Kelly Savage died in Yamato City Hospital on May 17, 2017, a week after suffering a heart attack and more than two weeks after he was hospitalised for mental health issues.
His family believe he died after suffering a blood clot, after being strapped to a bed in the psychiatric ward for 10 days without release.
After refusal by the authorities at Yamato Psychiatric hospital to explain or investigate the circumstances of Kelly's death, his family are undertaking a public campaign to draw attention to the practice at Japanese psychiatric hospitals of restraining patients for long periods of time.

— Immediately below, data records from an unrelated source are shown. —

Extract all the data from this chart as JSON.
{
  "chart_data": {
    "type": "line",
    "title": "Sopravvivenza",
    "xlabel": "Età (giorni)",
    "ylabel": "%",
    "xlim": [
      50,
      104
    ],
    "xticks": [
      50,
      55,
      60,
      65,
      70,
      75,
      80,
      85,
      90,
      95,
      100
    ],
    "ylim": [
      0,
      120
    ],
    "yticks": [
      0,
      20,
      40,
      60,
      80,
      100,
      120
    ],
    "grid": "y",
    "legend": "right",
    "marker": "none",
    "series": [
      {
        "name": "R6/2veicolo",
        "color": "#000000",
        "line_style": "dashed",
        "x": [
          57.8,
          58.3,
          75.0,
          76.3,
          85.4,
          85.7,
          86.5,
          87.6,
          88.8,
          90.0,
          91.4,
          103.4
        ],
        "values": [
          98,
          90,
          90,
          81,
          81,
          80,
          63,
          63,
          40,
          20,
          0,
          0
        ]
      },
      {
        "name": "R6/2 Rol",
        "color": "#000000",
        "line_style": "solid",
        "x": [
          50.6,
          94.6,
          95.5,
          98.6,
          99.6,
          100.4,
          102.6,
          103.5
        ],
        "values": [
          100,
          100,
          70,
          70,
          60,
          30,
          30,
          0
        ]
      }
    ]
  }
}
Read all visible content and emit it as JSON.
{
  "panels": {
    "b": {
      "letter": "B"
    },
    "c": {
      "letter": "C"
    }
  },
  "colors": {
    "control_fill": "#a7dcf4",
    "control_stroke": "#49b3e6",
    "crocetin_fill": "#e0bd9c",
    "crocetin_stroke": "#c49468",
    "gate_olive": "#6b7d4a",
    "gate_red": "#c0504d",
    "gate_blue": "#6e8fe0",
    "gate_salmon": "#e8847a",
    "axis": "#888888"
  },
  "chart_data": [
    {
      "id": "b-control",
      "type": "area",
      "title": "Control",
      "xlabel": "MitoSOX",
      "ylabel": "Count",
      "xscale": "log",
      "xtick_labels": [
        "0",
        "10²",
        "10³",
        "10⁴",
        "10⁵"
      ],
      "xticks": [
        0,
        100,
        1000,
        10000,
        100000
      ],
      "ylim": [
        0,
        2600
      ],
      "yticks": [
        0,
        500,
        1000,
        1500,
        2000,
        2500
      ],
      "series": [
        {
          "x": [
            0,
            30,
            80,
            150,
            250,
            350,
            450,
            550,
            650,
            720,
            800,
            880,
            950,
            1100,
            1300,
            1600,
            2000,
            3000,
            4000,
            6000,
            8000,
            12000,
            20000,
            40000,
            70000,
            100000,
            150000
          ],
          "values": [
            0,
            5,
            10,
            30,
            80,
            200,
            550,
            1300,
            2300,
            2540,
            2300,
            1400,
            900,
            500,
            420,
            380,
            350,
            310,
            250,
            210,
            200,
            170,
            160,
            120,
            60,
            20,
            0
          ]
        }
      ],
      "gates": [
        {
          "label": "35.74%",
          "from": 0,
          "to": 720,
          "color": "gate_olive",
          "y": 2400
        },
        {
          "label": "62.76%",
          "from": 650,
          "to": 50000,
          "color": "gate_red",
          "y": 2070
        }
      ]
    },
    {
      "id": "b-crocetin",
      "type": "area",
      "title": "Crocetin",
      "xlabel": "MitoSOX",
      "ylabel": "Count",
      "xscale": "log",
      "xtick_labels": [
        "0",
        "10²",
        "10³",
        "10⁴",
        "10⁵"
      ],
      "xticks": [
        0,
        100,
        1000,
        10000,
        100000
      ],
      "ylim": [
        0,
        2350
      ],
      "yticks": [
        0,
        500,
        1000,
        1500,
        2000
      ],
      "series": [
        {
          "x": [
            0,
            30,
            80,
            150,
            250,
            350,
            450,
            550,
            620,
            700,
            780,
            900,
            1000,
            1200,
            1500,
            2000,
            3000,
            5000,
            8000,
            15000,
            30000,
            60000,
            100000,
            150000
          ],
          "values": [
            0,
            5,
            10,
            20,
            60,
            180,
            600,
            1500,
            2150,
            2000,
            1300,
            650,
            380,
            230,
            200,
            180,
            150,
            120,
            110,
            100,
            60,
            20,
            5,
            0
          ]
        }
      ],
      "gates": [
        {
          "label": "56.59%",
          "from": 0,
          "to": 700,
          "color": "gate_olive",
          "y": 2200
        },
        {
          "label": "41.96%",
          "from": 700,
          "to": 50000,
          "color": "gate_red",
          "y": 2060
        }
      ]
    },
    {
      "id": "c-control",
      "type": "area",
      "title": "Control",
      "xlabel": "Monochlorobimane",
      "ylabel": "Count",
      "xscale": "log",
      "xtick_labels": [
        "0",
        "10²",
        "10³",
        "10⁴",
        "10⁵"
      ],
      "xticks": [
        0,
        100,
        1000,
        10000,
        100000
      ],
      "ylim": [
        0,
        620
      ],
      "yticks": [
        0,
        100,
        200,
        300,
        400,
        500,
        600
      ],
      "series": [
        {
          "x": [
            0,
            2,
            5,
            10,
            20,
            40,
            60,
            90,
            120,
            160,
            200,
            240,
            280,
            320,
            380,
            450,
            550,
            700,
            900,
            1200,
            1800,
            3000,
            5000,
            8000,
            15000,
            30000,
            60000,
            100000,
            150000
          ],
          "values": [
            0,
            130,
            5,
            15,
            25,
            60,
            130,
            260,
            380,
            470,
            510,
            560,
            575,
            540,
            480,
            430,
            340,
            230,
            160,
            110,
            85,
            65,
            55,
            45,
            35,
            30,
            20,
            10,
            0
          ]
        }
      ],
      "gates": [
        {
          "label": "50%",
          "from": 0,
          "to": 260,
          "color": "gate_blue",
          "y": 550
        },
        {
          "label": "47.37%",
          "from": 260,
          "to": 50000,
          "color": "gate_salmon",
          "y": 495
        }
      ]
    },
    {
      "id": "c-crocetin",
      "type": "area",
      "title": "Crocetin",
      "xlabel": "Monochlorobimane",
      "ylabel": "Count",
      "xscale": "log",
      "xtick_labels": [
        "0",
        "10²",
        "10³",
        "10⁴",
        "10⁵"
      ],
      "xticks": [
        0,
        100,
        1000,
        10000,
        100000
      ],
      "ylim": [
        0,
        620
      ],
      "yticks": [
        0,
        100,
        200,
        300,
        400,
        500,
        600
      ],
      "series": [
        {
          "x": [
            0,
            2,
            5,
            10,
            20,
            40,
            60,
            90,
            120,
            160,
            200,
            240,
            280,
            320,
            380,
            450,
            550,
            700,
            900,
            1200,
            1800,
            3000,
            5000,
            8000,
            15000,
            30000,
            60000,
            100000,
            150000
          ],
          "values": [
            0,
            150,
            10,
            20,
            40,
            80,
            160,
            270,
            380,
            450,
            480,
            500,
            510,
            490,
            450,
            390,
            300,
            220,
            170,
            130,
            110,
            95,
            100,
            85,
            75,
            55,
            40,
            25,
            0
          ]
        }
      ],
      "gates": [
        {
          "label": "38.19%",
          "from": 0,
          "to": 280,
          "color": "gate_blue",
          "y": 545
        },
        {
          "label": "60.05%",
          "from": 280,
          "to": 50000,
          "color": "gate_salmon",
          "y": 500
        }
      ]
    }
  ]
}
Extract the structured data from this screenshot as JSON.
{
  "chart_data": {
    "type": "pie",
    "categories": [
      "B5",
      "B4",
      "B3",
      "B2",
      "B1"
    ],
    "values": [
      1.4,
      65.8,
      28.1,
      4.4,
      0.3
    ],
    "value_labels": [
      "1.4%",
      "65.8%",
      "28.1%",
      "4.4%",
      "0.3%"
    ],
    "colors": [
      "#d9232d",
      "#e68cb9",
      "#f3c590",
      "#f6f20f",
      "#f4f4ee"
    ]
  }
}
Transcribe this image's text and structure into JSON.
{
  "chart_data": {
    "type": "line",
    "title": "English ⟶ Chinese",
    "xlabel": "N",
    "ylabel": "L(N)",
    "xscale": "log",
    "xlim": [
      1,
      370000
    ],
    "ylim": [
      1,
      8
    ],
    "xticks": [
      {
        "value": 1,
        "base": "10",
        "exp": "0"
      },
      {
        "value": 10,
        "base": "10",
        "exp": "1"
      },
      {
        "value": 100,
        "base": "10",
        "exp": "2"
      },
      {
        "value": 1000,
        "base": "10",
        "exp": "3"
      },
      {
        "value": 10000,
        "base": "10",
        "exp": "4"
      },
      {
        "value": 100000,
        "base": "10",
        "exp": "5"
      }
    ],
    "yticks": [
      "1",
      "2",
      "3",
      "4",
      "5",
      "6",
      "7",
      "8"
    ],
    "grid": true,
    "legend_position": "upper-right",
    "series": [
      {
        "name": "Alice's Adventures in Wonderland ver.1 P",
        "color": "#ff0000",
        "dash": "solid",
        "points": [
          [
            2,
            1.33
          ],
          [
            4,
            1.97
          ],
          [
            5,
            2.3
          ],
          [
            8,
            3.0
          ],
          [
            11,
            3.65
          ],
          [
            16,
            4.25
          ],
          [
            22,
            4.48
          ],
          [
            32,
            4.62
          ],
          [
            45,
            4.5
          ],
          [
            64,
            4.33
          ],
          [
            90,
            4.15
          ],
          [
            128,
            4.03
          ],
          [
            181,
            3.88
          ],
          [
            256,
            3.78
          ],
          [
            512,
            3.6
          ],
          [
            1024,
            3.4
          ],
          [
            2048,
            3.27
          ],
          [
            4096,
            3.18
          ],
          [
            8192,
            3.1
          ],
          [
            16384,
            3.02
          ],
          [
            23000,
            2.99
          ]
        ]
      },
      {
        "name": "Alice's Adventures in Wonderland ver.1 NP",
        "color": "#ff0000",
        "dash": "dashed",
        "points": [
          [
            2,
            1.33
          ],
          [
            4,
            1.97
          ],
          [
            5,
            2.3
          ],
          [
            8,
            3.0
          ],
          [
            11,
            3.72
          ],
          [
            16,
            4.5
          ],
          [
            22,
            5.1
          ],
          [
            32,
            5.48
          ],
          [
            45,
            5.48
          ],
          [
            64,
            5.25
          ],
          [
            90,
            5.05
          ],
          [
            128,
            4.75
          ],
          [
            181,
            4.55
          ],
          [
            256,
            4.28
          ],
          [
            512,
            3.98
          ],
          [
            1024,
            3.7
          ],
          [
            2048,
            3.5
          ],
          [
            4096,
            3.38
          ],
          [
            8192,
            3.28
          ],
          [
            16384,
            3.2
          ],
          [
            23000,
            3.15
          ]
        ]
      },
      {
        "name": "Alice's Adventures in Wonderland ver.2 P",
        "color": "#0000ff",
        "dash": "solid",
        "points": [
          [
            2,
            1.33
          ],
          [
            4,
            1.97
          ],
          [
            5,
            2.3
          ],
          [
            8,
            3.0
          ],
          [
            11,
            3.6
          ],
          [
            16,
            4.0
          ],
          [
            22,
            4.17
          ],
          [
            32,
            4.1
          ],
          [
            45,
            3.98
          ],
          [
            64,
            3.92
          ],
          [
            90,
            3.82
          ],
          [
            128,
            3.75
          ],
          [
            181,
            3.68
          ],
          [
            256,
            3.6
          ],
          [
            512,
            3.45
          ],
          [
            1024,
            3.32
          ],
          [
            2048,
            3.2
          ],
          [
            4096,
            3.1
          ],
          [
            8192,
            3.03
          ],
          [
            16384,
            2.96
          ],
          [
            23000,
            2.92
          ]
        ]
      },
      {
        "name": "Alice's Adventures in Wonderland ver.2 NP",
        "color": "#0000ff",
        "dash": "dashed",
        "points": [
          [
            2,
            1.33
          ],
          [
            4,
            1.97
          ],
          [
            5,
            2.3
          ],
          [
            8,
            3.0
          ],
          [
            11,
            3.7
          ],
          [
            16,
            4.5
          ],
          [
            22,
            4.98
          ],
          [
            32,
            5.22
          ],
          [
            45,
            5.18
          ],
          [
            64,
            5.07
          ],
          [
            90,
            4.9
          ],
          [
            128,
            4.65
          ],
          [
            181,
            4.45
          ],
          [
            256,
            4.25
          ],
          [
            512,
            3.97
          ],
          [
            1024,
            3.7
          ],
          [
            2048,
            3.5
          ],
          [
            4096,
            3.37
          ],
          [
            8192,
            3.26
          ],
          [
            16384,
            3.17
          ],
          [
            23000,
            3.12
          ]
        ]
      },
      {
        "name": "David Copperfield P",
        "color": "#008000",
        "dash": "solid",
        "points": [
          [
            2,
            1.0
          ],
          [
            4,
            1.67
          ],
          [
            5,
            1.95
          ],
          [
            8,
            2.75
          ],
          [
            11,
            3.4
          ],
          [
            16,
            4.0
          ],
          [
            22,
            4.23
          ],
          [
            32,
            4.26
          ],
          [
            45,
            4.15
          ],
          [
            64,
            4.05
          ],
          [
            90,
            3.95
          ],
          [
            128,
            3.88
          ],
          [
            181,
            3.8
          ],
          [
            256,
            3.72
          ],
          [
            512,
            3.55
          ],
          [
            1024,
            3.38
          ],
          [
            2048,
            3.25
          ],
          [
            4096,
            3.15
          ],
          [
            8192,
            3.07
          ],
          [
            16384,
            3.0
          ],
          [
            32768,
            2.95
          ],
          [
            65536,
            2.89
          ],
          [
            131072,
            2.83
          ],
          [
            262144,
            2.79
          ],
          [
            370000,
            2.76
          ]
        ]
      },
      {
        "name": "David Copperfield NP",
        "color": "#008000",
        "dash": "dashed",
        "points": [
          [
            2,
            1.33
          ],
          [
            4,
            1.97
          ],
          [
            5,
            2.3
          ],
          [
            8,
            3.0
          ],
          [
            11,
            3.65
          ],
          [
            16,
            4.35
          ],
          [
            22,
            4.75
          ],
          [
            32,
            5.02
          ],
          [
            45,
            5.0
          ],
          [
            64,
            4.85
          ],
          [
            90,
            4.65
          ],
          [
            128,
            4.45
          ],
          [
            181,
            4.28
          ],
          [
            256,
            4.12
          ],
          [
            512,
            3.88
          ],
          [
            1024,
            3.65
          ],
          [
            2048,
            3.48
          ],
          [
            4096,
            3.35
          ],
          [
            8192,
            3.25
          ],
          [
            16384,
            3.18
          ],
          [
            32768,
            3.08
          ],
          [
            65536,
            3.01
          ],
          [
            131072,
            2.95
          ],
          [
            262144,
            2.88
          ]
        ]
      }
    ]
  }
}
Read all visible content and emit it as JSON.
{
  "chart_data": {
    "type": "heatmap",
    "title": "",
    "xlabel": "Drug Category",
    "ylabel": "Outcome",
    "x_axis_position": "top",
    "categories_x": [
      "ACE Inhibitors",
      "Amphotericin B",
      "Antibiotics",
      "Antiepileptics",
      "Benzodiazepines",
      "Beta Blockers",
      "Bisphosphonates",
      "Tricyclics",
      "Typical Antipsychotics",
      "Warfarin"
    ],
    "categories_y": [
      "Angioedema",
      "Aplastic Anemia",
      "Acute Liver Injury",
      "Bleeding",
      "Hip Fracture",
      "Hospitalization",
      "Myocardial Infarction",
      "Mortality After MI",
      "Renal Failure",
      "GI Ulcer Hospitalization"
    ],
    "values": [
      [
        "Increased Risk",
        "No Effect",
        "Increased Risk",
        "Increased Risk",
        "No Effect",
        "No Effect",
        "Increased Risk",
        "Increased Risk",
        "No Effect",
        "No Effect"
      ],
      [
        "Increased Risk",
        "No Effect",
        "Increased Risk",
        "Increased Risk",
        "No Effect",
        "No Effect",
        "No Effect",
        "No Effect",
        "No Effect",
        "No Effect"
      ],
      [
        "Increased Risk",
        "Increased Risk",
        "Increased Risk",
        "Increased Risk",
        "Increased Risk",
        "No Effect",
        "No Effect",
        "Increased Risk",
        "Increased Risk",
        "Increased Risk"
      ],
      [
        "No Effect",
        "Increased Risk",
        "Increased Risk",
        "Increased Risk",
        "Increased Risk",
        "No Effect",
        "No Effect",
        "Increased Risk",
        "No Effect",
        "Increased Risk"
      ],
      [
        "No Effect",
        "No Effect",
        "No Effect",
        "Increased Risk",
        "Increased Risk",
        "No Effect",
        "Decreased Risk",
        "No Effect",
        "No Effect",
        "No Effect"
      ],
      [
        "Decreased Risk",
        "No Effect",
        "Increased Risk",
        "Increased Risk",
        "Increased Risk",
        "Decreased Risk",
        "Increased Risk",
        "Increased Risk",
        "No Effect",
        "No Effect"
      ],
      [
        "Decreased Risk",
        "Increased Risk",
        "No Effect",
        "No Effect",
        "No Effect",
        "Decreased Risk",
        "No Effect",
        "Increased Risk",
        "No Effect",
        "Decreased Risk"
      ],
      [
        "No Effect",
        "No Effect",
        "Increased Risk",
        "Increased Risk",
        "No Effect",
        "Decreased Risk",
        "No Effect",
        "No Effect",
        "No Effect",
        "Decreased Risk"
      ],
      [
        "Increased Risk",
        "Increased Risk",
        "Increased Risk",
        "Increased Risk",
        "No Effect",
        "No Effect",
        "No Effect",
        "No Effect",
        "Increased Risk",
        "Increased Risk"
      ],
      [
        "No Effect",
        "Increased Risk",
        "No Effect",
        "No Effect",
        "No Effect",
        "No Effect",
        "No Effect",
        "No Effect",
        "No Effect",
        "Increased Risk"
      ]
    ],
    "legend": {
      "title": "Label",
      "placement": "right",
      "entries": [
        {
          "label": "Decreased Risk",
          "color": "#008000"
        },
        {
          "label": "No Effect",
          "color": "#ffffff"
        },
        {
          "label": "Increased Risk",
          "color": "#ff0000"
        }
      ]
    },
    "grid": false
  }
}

In a letter to the Herald, Kelly's parents Michael and Martha Savage said a study of police autopsies had found 47 deaths suspected of being caused by mechanical restraints in psychiatric hospitals from 2016 – 2018.
They said the number of people restrained in Japanese psychiatric hospitals had more than doubled over a 20-year period, peaking at 12,528 in 2017.
"Most other developed countries around the world only use mechanical restraints in extreme circumstances, and only for a few minutes to hours at a time," they said.
"Recent research has revealed that mechanical restraints are used in Japan more than 150 times as often as in the US and 1900 times more than in New Zealand."
Kelly Savage, 27, from Wellington, had a history of mental illness and had previously been hospitalised in New Zealand.
But he had recovered and in 2017 was enjoying life in Japan as an English teacher, where he'd lived for nearly two years.
He was admitted to the hospital in after a "severe psychotic breakdown related to his bipolar," his parents said.
"From the time he was admitted until his fatal cardiac arrest he was strapped to a bed."
"A likely cause of death is that Kelly suffered a blood clot in his legs as a consequence of the restraint for 10 days, and this blood clot travelled to his lungs."
The Savages said a petition calling on the Japanese government to reduce restraints had been signed by 31 psychiatrists worldwide, and a complaint about Japan had been taken to the Ethics Committee of the World Psychiatric Association in 2019.
An online petition to the Japanese government for the reduction of mechanical restraints had also garnered 13,000 signatures.
"None of these efforts will bring back our beloved son, but hopefully they can help to prevent other families from going through similar horrific experiences."